Selon les projections, il y aura encore près de 670 millions de personnes sous-alimentées en 2030 – soit 8 pour cent de la population mondiale, une proportion inchangée par rapport à 2015, l’année du lancement du Programme de développement durable à l’horizon 2030. Ce chiffre serait inférieur de 78 millions si la pandémie ne s’était pas produite. La réduction graduelle prévue de la faim dans le monde d’ici à 2030 est, pour l’essentiel, la résultante de l’amélioration notable attendue en Asie, région dans laquelle le NoU devrait décliner de 425 millions actuellement à environ 295 millions (soit environ 6 pour cent de la population), et de l’aggravation simultanée de la situation en Afrique, où le NoU devrait grimper de presque 280 millions à plus de 310 millions (légèrement plus de 18 pour cent de la population). En Amérique latine et dans les Caraïbes, le nombre de personnes sous-alimentées devrait rester stable jusqu’en 2030, à environ 56 millions (environ 8 pour cent de la population).
Au moment de la rédaction du présent rapport, s’annonce une autre crise qui est susceptible de se répercuter sur la sécurité alimentaire mondiale: la guerre en Ukraine. Comme l’explique plus en détail l’encadré 3, la Fédération de Russie et l’Ukraine sont deux acteurs de poids dans le commerce mondial des produits alimentaires et agricoles, en particulier le blé, le maïs, le tournesol, l’huile de tournesol et les engrais, et opèrent sur des marchés caractérisés par la concentration des disponibilités à l’exportation dans un petit nombre de pays. Du fait de cette concentration, ces marchés sont particulièrement vulnérables aux chocs comme celui que représente la guerre actuelle. Ce conflit entraîne plusieurs risques qui auront des effets directs et indirects sur l’approvisionnement mondial. Parmi eux, le risque de perturbations des flux d’échanges et les risques corrélatifs de flambée des prix doivent recevoir une attention prioritaire. Doivent également être pris en compte le risque potentiel d’une diminution de la prochaine récolte et les risques logistiques liés aux destructions des infrastructures de transport, de stockage et de transformation. Ces facteurs, pris dans leur ensemble, font peser une menace sur les perspectives de l’insécurité alimentaire à court et moyen termes, en particulier dans les pays appauvris, et font obstacle à la réalisation de la cible Faim zéro de l’ODD 2.
ENCADRÉ 3LA GUERRE EN UKRAINE: RISQUES POTENTIELS POUR LES MARCHÉS AGRICOLES INTERNATIONAUX ET LA SÉCURITÉ ALIMENTAIRE MONDIALE16,17
La Fédération de Russie et l’Ukraine comptent parmi les plus importants producteurs de produits agricoles de la planète.
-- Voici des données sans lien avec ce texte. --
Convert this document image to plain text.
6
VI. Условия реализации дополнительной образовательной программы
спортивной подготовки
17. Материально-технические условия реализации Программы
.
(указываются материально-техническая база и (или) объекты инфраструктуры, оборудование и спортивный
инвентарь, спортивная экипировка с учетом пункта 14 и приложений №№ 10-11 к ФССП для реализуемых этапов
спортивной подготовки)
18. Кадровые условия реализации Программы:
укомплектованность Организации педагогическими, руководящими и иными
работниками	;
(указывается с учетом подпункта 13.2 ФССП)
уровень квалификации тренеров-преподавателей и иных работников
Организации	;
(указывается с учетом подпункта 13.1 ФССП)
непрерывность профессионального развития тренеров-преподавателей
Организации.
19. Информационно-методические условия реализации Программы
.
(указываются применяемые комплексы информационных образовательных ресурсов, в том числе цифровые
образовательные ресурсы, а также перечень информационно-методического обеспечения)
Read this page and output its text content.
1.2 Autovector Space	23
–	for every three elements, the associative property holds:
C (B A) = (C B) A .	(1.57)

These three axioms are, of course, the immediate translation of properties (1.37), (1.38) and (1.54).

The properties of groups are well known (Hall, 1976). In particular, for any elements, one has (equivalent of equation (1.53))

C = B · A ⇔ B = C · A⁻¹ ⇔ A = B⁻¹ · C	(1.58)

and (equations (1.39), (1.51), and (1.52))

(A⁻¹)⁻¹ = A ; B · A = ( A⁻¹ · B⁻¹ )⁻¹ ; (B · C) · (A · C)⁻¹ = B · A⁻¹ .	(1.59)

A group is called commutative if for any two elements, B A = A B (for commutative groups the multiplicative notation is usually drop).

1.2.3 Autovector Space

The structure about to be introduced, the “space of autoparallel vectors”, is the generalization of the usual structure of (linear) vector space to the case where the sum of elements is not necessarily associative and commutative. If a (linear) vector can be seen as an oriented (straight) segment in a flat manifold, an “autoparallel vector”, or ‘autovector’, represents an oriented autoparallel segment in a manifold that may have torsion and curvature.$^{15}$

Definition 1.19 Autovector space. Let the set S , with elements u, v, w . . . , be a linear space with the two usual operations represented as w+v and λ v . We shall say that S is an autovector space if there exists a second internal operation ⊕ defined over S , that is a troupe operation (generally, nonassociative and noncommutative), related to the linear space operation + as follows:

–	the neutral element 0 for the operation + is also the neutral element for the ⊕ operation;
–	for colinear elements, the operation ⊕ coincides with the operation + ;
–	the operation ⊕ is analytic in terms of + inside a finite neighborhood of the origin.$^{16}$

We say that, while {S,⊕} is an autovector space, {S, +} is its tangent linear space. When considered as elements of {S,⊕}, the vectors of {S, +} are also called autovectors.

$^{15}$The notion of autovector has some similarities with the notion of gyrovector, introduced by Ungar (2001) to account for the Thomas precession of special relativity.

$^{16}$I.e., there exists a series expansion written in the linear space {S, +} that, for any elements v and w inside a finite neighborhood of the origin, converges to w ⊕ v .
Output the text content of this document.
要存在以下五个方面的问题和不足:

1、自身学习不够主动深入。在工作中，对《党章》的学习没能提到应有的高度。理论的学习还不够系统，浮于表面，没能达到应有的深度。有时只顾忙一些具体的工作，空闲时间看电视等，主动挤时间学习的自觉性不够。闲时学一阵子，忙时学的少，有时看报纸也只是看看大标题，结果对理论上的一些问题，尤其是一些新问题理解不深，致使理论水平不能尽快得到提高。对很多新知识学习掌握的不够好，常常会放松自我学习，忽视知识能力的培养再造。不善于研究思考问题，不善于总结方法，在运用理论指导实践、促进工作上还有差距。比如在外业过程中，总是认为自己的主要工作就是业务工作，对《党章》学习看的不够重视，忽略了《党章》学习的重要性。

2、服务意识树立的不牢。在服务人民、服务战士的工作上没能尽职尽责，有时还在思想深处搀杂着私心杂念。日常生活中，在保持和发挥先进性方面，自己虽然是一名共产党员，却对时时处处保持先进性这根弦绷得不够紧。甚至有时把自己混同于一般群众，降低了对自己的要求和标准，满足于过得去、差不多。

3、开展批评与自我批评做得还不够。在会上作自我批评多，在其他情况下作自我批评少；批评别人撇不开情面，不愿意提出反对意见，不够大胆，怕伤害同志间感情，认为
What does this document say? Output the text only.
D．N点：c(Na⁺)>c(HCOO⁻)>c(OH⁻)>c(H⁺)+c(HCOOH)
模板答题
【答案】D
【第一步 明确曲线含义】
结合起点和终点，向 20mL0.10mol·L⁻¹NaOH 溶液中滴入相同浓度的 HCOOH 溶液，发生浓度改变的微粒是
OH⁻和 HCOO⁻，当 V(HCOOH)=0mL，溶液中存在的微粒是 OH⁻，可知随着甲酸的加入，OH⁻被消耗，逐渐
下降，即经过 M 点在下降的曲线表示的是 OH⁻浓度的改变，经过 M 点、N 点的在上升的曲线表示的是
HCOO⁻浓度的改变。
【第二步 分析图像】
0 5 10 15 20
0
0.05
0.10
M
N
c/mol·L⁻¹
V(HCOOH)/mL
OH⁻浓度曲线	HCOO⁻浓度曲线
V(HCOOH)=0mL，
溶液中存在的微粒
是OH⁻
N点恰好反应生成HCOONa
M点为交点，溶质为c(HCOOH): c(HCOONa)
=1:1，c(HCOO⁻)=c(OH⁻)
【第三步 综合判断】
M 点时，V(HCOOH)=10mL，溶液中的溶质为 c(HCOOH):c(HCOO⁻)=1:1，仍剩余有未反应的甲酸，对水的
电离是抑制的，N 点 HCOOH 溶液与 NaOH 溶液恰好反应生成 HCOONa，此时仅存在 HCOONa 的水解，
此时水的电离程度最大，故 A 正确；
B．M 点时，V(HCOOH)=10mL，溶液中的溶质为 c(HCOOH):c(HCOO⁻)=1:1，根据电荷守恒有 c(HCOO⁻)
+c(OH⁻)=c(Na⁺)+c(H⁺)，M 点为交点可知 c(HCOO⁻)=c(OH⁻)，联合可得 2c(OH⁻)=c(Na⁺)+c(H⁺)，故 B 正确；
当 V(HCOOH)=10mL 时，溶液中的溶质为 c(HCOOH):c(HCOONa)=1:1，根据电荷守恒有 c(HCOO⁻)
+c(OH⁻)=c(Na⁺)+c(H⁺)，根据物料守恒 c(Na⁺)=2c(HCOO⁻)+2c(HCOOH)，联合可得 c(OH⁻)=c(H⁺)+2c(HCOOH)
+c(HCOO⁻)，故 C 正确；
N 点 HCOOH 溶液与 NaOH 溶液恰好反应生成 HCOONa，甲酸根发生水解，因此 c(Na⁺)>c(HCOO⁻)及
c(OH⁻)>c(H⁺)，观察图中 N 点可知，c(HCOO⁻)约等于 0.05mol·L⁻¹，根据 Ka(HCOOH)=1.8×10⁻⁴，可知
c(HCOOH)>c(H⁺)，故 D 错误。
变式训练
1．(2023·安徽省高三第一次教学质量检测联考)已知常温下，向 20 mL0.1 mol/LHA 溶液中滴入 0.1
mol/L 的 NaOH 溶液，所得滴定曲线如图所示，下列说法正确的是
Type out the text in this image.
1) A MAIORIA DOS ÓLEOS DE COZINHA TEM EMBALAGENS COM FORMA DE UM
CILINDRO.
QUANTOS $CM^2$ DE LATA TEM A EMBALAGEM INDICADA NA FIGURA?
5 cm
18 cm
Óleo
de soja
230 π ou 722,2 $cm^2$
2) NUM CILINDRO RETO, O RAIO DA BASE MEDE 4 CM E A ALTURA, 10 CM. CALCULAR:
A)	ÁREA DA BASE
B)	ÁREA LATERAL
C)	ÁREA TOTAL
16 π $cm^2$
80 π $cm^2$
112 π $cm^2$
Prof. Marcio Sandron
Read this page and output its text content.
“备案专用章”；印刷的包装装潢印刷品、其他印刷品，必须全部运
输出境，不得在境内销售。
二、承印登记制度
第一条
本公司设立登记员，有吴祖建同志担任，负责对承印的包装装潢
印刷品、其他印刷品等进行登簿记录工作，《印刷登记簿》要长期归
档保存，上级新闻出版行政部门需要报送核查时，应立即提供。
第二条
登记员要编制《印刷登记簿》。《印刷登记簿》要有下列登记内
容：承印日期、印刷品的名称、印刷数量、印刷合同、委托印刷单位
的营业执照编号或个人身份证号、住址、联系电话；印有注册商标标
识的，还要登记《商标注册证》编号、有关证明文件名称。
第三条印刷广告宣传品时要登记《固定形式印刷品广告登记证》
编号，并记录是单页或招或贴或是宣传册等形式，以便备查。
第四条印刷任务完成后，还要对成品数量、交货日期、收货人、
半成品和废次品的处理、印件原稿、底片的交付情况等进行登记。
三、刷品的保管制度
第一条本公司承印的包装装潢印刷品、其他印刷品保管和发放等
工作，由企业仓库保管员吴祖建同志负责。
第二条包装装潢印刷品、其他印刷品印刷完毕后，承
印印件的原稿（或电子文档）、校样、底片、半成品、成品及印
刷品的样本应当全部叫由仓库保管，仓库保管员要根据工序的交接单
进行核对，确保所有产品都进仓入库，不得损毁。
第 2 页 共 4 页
Avant la crise, ces pays fournissaient à eux deux 30 pour cent des exportations mondiales de blé et 20 pour cent des exportations mondiales de maïs. Ils comptaient par ailleurs pour près de 80 pour cent des exportations mondiales de produits à base de graines de tournesol. La Fédération de Russie est en outre l’un des principaux exportateurs d’engrais à base d’azote, de potassium et de phosphore, dont les prix se sont envolés depuis la fin 2020 sous l’influence de la hausse des prix de l’énergie et de l’augmentation des coûts de transport dans le sillage de la pandémie de covid-19. Les perturbations des exportations de produits agricoles dues à la guerre en Ukraine exposent les marchés mondiaux des denrées alimentaires et des engrais à un risque accru de voir les disponibilités se réduire, la demande des importateurs rester en partie insatisfaite et les cours internationaux augmenter. De nombreux pays fortement tributaires des importations de denrées alimentaires et d’engrais, dont beaucoup font partie des pays les moins avancés et des pays à faible revenu et à déficit vivrier, comptent sur les approvisionnements alimentaires de l’Ukraine et de la Fédération de Russie pour satisfaire leurs besoins de consommation. Une grande partie de ces pays subissaient déjà, avant même le début du conflit, les effets négatifs des prix internationaux élevés des produits alimentaires et des engrais.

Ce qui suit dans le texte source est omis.